Several common medications can push your blood pressure up, sometimes without you realizing the connection.

  • Pain relievers like ibuprofen and naproxen cause your body to retain water, which can affect kidney function and raise pressure.
  • Decongestants found in cold and allergy medicines (pseudoephedrine, phenylephrine) narrow blood vessels throughout your body, not just in your sinuses.
  • Hormonal birth control can raise blood pressure in some people, with higher risk if you’re over 35, overweight, or a smoker.
  • Some antidepressants across multiple classes can elevate blood pressure as a side effect.
  • ADHD stimulant medications can increase heart rate and raise pressure.
  • Caffeine causes short-term spikes, especially if you don’t consume it regularly.

Certain herbal supplements can also interfere, including licorice root, ginseng, ephedra, and guarana. Illicit drugs like cocaine, amphetamines, and ecstasy cause significant spikes and can trigger dangerously high readings.

Medical Conditions That Directly Cause Hypertension

When an identifiable disease is driving your blood pressure up, it’s called secondary hypertension. This is worth investigating if your blood pressure was normal and then suddenly climbed, if you developed hypertension before age 30, or if your numbers don’t respond to standard treatment.
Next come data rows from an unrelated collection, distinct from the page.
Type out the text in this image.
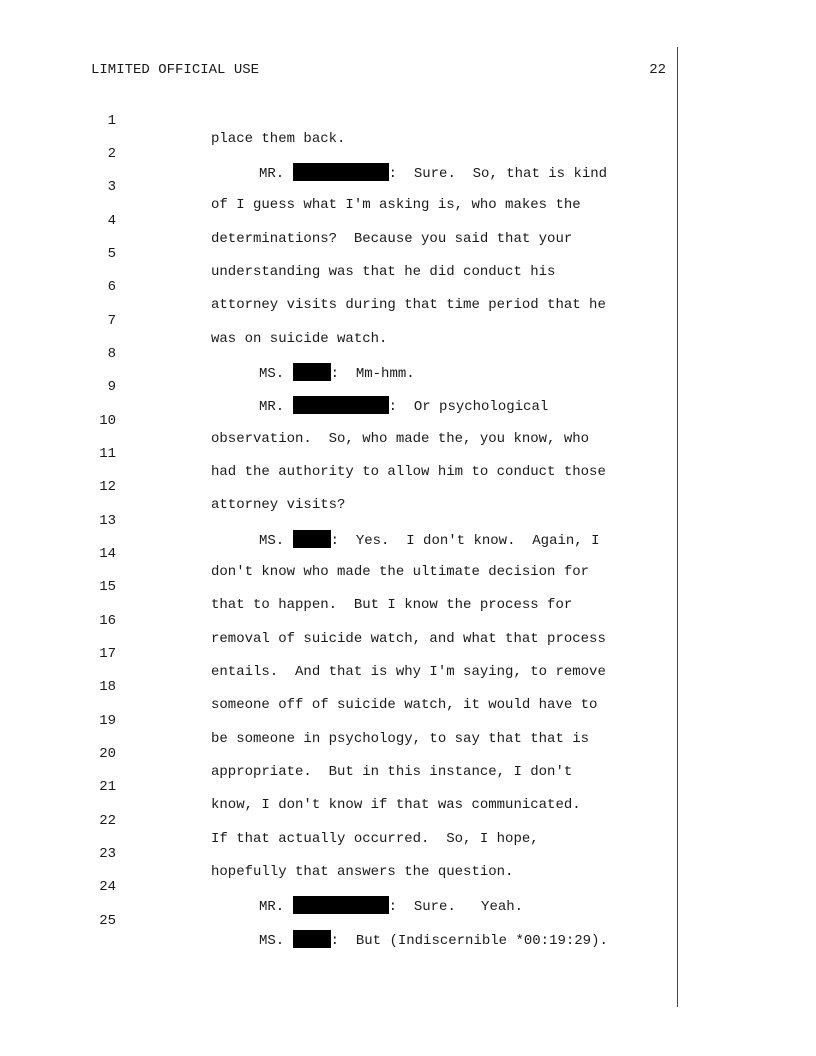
LIMITED OFFICIAL USE	22

1

place them back.

2

MR.	: Sure.  So, that is kind

3

of I guess what I'm asking is, who makes the

4

determinations?  Because you said that your

5

understanding was that he did conduct his

6

attorney visits during that time period that he

7

was on suicide watch.

8

MS.	: Mm-hmm.

9

MR.	: Or psychological

10

observation.  So, who made the, you know, who

11

had the authority to allow him to conduct those

12

attorney visits?

13

MS.	: Yes.  I don't know.  Again, I

14

don't know who made the ultimate decision for

15

that to happen.  But I know the process for

16

removal of suicide watch, and what that process

17

entails.  And that is why I'm saying, to remove

18

someone off of suicide watch, it would have to

19

be someone in psychology, to say that that is

20

appropriate.  But in this instance, I don't

21

know, I don't know if that was communicated.

22

If that actually occurred.  So, I hope,

23

hopefully that answers the question.

24

MR.	: Sure.   Yeah.

25

MS.	: But (Indiscernible *00:19:29).
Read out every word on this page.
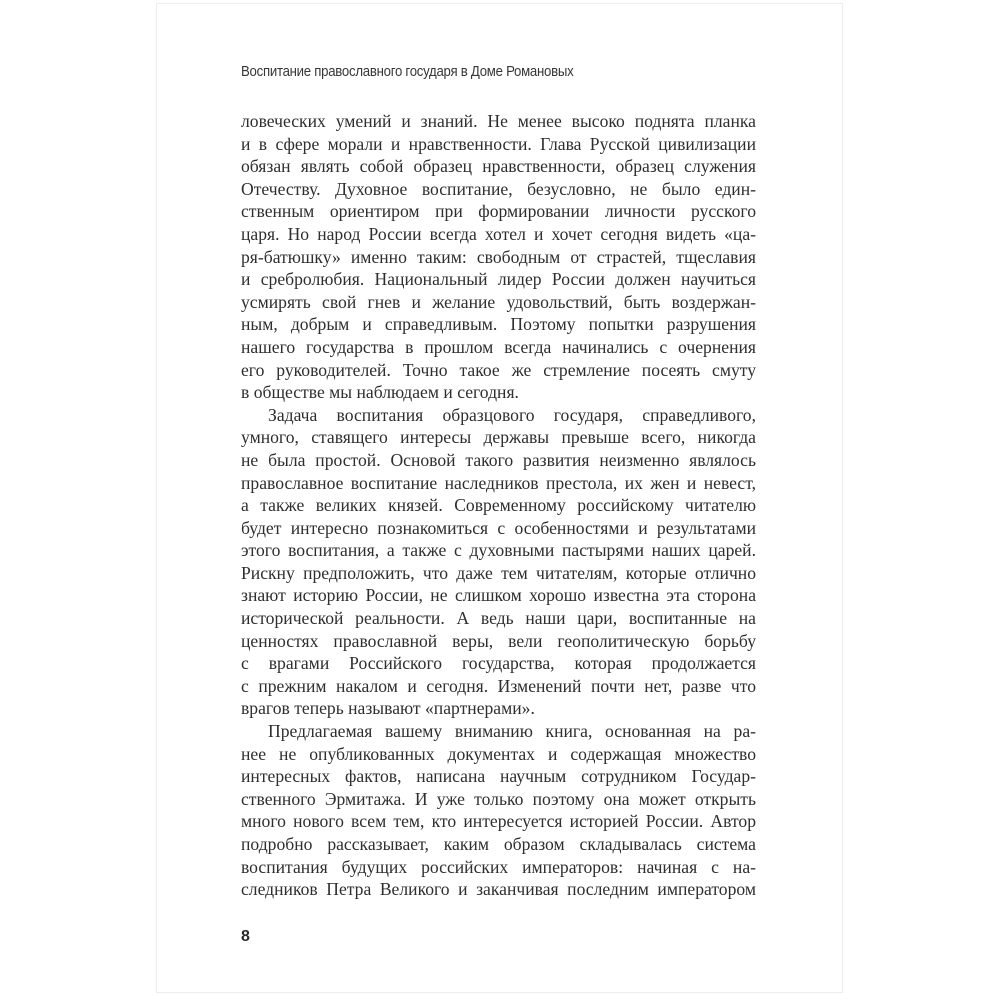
Воспитание православного государя в Доме Романовых

ловеческих умений и знаний. Не менее высоко поднята планка
и в сфере морали и нравственности. Глава Русской цивилизации
обязан являть собой образец нравственности, образец служения
Отечеству. Духовное воспитание, безусловно, не было един-
ственным ориентиром при формировании личности русского
царя. Но народ России всегда хотел и хочет сегодня видеть «ца-
ря-батюшку» именно таким: свободным от страстей, тщеславия
и сребролюбия. Национальный лидер России должен научиться
усмирять свой гнев и желание удовольствий, быть воздержан-
ным, добрым и справедливым. Поэтому попытки разрушения
нашего государства в прошлом всегда начинались с очернения
его руководителей. Точно такое же стремление посеять смуту
в обществе мы наблюдаем и сегодня.

Задача воспитания образцового государя, справедливого,
умного, ставящего интересы державы превыше всего, никогда
не была простой. Основой такого развития неизменно являлось
православное воспитание наследников престола, их жен и невест,
а также великих князей. Современному российскому читателю
будет интересно познакомиться с особенностями и результатами
этого воспитания, а также с духовными пастырями наших царей.
Рискну предположить, что даже тем читателям, которые отлично
знают историю России, не слишком хорошо известна эта сторона
исторической реальности. А ведь наши цари, воспитанные на
ценностях православной веры, вели геополитическую борьбу
с врагами Российского государства, которая продолжается
с прежним накалом и сегодня. Изменений почти нет, разве что
врагов теперь называют «партнерами».

Предлагаемая вашему вниманию книга, основанная на ра-
нее не опубликованных документах и содержащая множество
интересных фактов, написана научным сотрудником Государ-
ственного Эрмитажа. И уже только поэтому она может открыть
много нового всем тем, кто интересуется историей России. Автор
подробно рассказывает, каким образом складывалась система
воспитания будущих российских императоров: начиная с на-
следников Петра Великого и заканчивая последним императором

8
Kidney disease is the most common culprit. Damaged kidneys can’t filter sodium and fluid properly, so blood volume rises. Diabetes-related kidney damage, polycystic kidney disease, and diseases affecting the kidney’s filtering units can all lead to hypertension. Narrowing of the arteries that supply the kidneys (often from the same plaque buildup that clogs coronary arteries) restricts blood flow and tricks the kidneys into activating the hormonal system that raises pressure.
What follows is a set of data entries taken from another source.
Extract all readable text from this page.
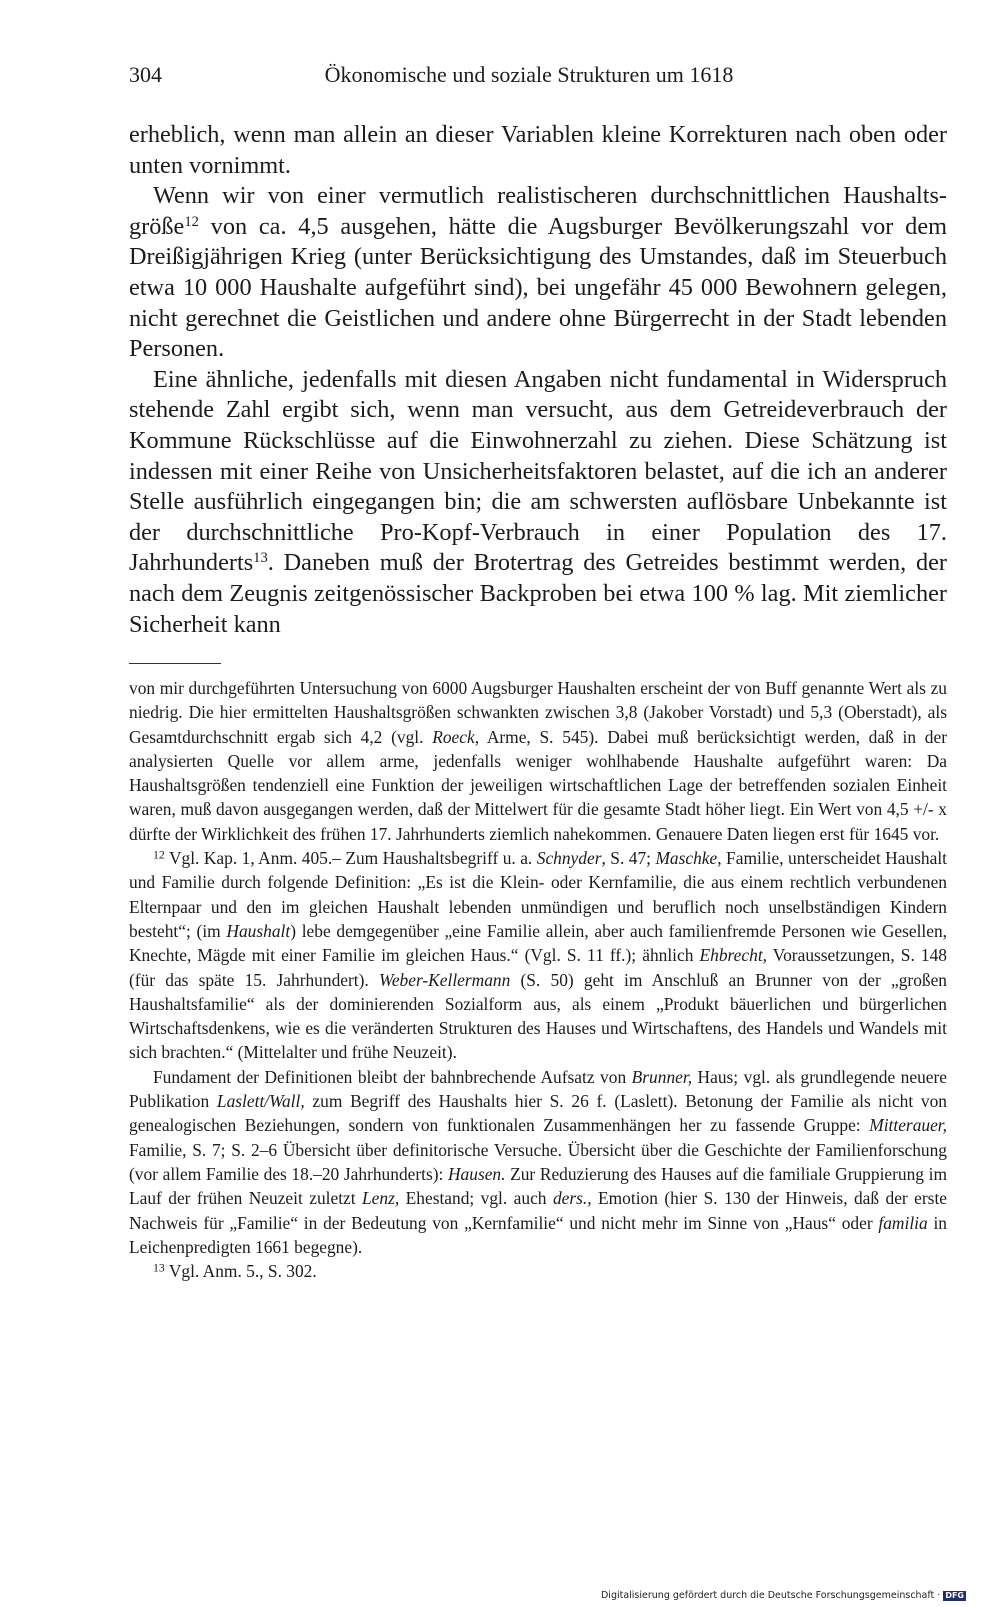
304	Ökonomische und soziale Strukturen um 1618

erheblich, wenn man allein an dieser Variablen kleine Korrekturen nach oben oder unten vornimmt.

Wenn wir von einer vermutlich realistischeren durchschnittlichen Haushaltsgröße$^{12}$ von ca. 4,5 ausgehen, hätte die Augsburger Bevölkerungszahl vor dem Dreißigjährigen Krieg (unter Berücksichtigung des Umstandes, daß im Steuerbuch etwa 10 000 Haushalte aufgeführt sind), bei ungefähr 45 000 Bewohnern gelegen, nicht gerechnet die Geistlichen und andere ohne Bürgerrecht in der Stadt lebenden Personen.

Eine ähnliche, jedenfalls mit diesen Angaben nicht fundamental in Widerspruch stehende Zahl ergibt sich, wenn man versucht, aus dem Getreideverbrauch der Kommune Rückschlüsse auf die Einwohnerzahl zu ziehen. Diese Schätzung ist indessen mit einer Reihe von Unsicherheitsfaktoren belastet, auf die ich an anderer Stelle ausführlich eingegangen bin; die am schwersten auflösbare Unbekannte ist der durchschnittliche Pro-Kopf-Verbrauch in einer Population des 17. Jahrhunderts$^{13}$. Daneben muß der Brotertrag des Getreides bestimmt werden, der nach dem Zeugnis zeitgenössischer Backproben bei etwa 100 % lag. Mit ziemlicher Sicherheit kann

von mir durchgeführten Untersuchung von 6000 Augsburger Haushalten erscheint der von Buff genannte Wert als zu niedrig. Die hier ermittelten Haushaltsgrößen schwankten zwischen 3,8 (Jakober Vorstadt) und 5,3 (Oberstadt), als Gesamtdurchschnitt ergab sich 4,2 (vgl. Roeck, Arme, S. 545). Dabei muß berücksichtigt werden, daß in der analysierten Quelle vor allem arme, jedenfalls weniger wohlhabende Haushalte aufgeführt waren: Da Haushaltsgrößen tendenziell eine Funktion der jeweiligen wirtschaftlichen Lage der betreffenden sozialen Einheit waren, muß davon ausgegangen werden, daß der Mittelwert für die gesamte Stadt höher liegt. Ein Wert von 4,5 +/- x dürfte der Wirklichkeit des frühen 17. Jahrhunderts ziemlich nahekommen. Genauere Daten liegen erst für 1645 vor.

$^{12}$ Vgl. Kap. 1, Anm. 405.– Zum Haushaltsbegriff u. a. Schnyder, S. 47; Maschke, Familie, unterscheidet Haushalt und Familie durch folgende Definition: „Es ist die Klein- oder Kernfamilie, die aus einem rechtlich verbundenen Elternpaar und den im gleichen Haushalt lebenden unmündigen und beruflich noch unselbständigen Kindern besteht“; (im Haushalt) lebe demgegenüber „eine Familie allein, aber auch familienfremde Personen wie Gesellen, Knechte, Mägde mit einer Familie im gleichen Haus.“ (Vgl. S. 11 ff.); ähnlich Ehbrecht, Voraussetzungen, S. 148 (für das späte 15. Jahrhundert). Weber-Kellermann (S. 50) geht im Anschluß an Brunner von der „großen Haushaltsfamilie“ als der dominierenden Sozialform aus, als einem „Produkt bäuerlichen und bürgerlichen Wirtschaftsdenkens, wie es die veränderten Strukturen des Hauses und Wirtschaftens, des Handels und Wandels mit sich brachten.“ (Mittelalter und frühe Neuzeit).

Fundament der Definitionen bleibt der bahnbrechende Aufsatz von Brunner, Haus; vgl. als grundlegende neuere Publikation Laslett/Wall, zum Begriff des Haushalts hier S. 26 f. (Laslett). Betonung der Familie als nicht von genealogischen Beziehungen, sondern von funktionalen Zusammenhängen her zu fassende Gruppe: Mitterauer, Familie, S. 7; S. 2–6 Übersicht über definitorische Versuche. Übersicht über die Geschichte der Familienforschung (vor allem Familie des 18.–20 Jahrhunderts): Hausen. Zur Reduzierung des Hauses auf die familiale Gruppierung im Lauf der frühen Neuzeit zuletzt Lenz, Ehestand; vgl. auch ders., Emotion (hier S. 130 der Hinweis, daß der erste Nachweis für „Familie“ in der Bedeutung von „Kernfamilie“ und nicht mehr im Sinne von „Haus“ oder familia in Leichenpredigten 1661 begegne).

$^{13}$ Vgl. Anm. 5., S. 302.

Digitalisierung gefördert durch die Deutsche Forschungsgemeinschaft · DFG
Sleep apnea is another major contributor. When breathing repeatedly stops during sleep, oxygen levels drop, damaging blood vessel walls and triggering the nervous system to release chemicals that raise blood pressure. The combination of vessel damage and nervous system activation means blood pressure stays elevated even during the daytime.

Several adrenal gland disorders can cause hypertension. One condition causes overproduction of aldosterone, leading the kidneys to retain too much salt and water. Another involves excess cortisol, the body’s main stress hormone. A rare adrenal tumor can flood the body with adrenaline, causing dramatic blood pressure spikes along with episodes of rapid heartbeat and sweating.

Thyroid problems work in both directions. An overactive thyroid speeds up metabolism and heart rate, while an underactive thyroid can raise blood pressure through changes in blood vessel function. Even a structural problem present from birth, like a narrowing of the body’s main artery, can force the heart to pump harder and raise pressure in the upper body.

Why Multiple Causes Often Overlap

For most people, high blood pressure isn’t caused by one thing. It’s the result of several factors stacking on top of each other. You might have a genetic predisposition that makes your kidneys hold onto sodium a little more readily. Add a diet heavy in processed food, 20 extra pounds of body fat promoting inflammation and insulin resistance, arteries that have naturally stiffened with age, and a daily ibuprofen habit for a bad knee. None of those factors alone might be enough, but together they push your numbers past the threshold. This is also why treatment usually involves multiple approaches: adjusting your diet, increasing activity, losing weight if needed, and sometimes medication to address the pathways that lifestyle changes can’t fully correct.